Commercial Air Purifiers Can Improve Your Health & Productivity
In the 1970s, leading physicians were noticing increased numbers of patient suffering from symptoms such as eye/nose irritation, odor sensitivity, headaches, respiratory problems, and a host of other allergy-like reactions to unknown stimuli. After extensive research, it was noted that these same patients would experience the above symptoms while in buildings, but that these reactions would cease once the patients left these buildings.
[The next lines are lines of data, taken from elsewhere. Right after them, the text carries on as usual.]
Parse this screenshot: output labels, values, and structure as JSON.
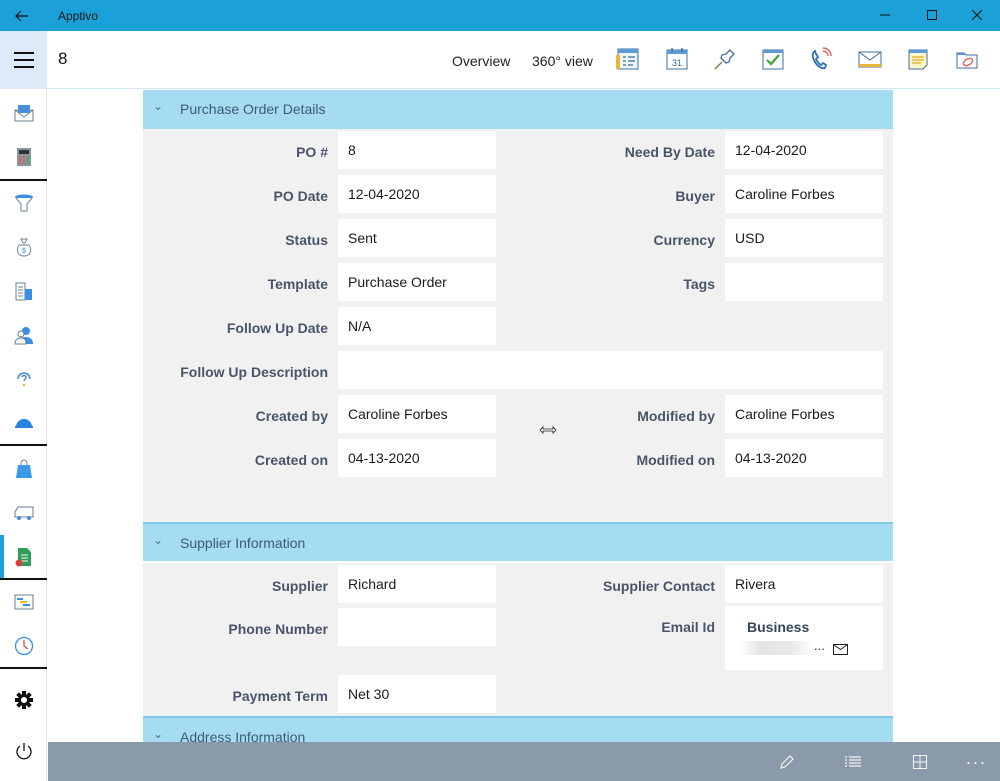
{
  "window": {
    "title": "Apptivo",
    "back_icon": "arrow-left-icon",
    "minimize": "—",
    "maximize": "☐",
    "close": "✕"
  },
  "header": {
    "record_title": "8",
    "links": [
      "Overview",
      "360° view"
    ],
    "action_icons": [
      "overview-list-icon",
      "calendar-icon",
      "pin-icon",
      "task-check-icon",
      "call-icon",
      "email-icon",
      "note-icon",
      "attachment-folder-icon"
    ],
    "calendar_day": "31"
  },
  "sidebar": {
    "items": [
      {
        "icon": "campaigns-envelope-icon"
      },
      {
        "icon": "calculator-icon"
      },
      {
        "icon": "funnel-icon"
      },
      {
        "icon": "money-bag-icon"
      },
      {
        "icon": "buildings-icon"
      },
      {
        "icon": "contacts-icon"
      },
      {
        "icon": "support-headset-icon"
      },
      {
        "icon": "hard-hat-icon"
      },
      {
        "icon": "shopping-bag-icon"
      },
      {
        "icon": "truck-icon"
      },
      {
        "icon": "purchase-order-icon",
        "active": true
      },
      {
        "icon": "gantt-chart-icon"
      },
      {
        "icon": "clock-icon"
      },
      {
        "icon": "settings-gear-icon"
      },
      {
        "icon": "power-icon"
      }
    ]
  },
  "sections": {
    "po_details": {
      "title": "Purchase Order Details",
      "fields": {
        "po_number": {
          "label": "PO #",
          "value": "8"
        },
        "need_by_date": {
          "label": "Need By Date",
          "value": "12-04-2020"
        },
        "po_date": {
          "label": "PO Date",
          "value": "12-04-2020"
        },
        "buyer": {
          "label": "Buyer",
          "value": "Caroline Forbes"
        },
        "status": {
          "label": "Status",
          "value": "Sent"
        },
        "currency": {
          "label": "Currency",
          "value": "USD"
        },
        "template": {
          "label": "Template",
          "value": "Purchase Order"
        },
        "tags": {
          "label": "Tags",
          "value": ""
        },
        "follow_up_date": {
          "label": "Follow Up Date",
          "value": "N/A"
        },
        "follow_up_description": {
          "label": "Follow Up Description",
          "value": ""
        },
        "created_by": {
          "label": "Created by",
          "value": "Caroline Forbes"
        },
        "modified_by": {
          "label": "Modified by",
          "value": "Caroline Forbes"
        },
        "created_on": {
          "label": "Created on",
          "value": "04-13-2020"
        },
        "modified_on": {
          "label": "Modified on",
          "value": "04-13-2020"
        }
      }
    },
    "supplier": {
      "title": "Supplier Information",
      "fields": {
        "supplier": {
          "label": "Supplier",
          "value": "Richard"
        },
        "supplier_contact": {
          "label": "Supplier Contact",
          "value": "Rivera"
        },
        "phone_number": {
          "label": "Phone Number",
          "value": ""
        },
        "email_id": {
          "label": "Email Id",
          "type": "Business",
          "value_suffix": "..."
        },
        "payment_term": {
          "label": "Payment Term",
          "value": "Net 30"
        }
      }
    },
    "address": {
      "title": "Address Information"
    }
  },
  "bottom_bar": {
    "buttons": [
      "edit-pencil-icon",
      "list-view-icon",
      "grid-view-icon",
      "more-options-icon"
    ],
    "more_label": "···"
  },
  "colors": {
    "titlebar": "#1ba1d7",
    "section_header": "#a6dcf2",
    "panel": "#f1f1f1",
    "bottom_bar": "#8a9aab",
    "active_indicator": "#1ba1d7"
  }
}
This disorder soon became known as Sick Building Syndrome (SBS).
SBS is formally defined as a situation which occurs when occupants of a building experience acute health effects that are linked to time being spent in a building, but with no specific cause or illness identified. These complaints can be localized to a particular room or zone, but may even be widespread throughout the building.
What Factors Contribute to SBS
While specific causes of SBS remains unknown, some contributing factors include:
- Chemical contaminants from outdoor sources such as motor vehicle exhausts and combustion byproducts that enter from poorly ventilated windows, doors, or air intake vents
- Chemical contaminants from indoor sources such as adhesives, copy machines, carpeting, pesticides, tobacco smoke, and synthetic fragrances
- Biological contaminants such as bacteria, viruses, and molds stemming from stagnant water in ducts or drain pans
- Inadequate ventilation resulting from energy-efficient buildings
In addition to flu-like respiratory problems, SBS can also cause skin irritation and fatigue. In fact, studies have shown that SBS often results in decreased worker productivity and increased absenteeism.
How to Treat SBS
To address problems of SBS, the most effective approach to solving sources of indoor air quality problems is by removing or modifying the pollution source. Companies can also increase the ventilation rates and air distribution as a means of cost-effectively reducing indoor pollutant levels and this can include the use of commercial air purifiers.
Because commercial and industrial air purifiers are better suited to handle high pollution levels when compared to standard home air purifiers, they can help drastically decrease the amount of contaminants in the air. When choosing an air purifier for commercial use, consumers should first be aware of the main source of pollution and the square footage of the area being purified.
For heavy particulate contamination, air purifiers with HEPA filters and ion generators are excellent at trapping particles such as dust, and purifiers with Activated Carbon can significantly reduce odors and gases from infiltrating the air you breathe. Also, more advanced technologies such as Photocatalytic Oxidation (PCO) work in concert with an air purifier's HEPA filter, and can offer further protection against harmful gases, chemicals, and VOCs.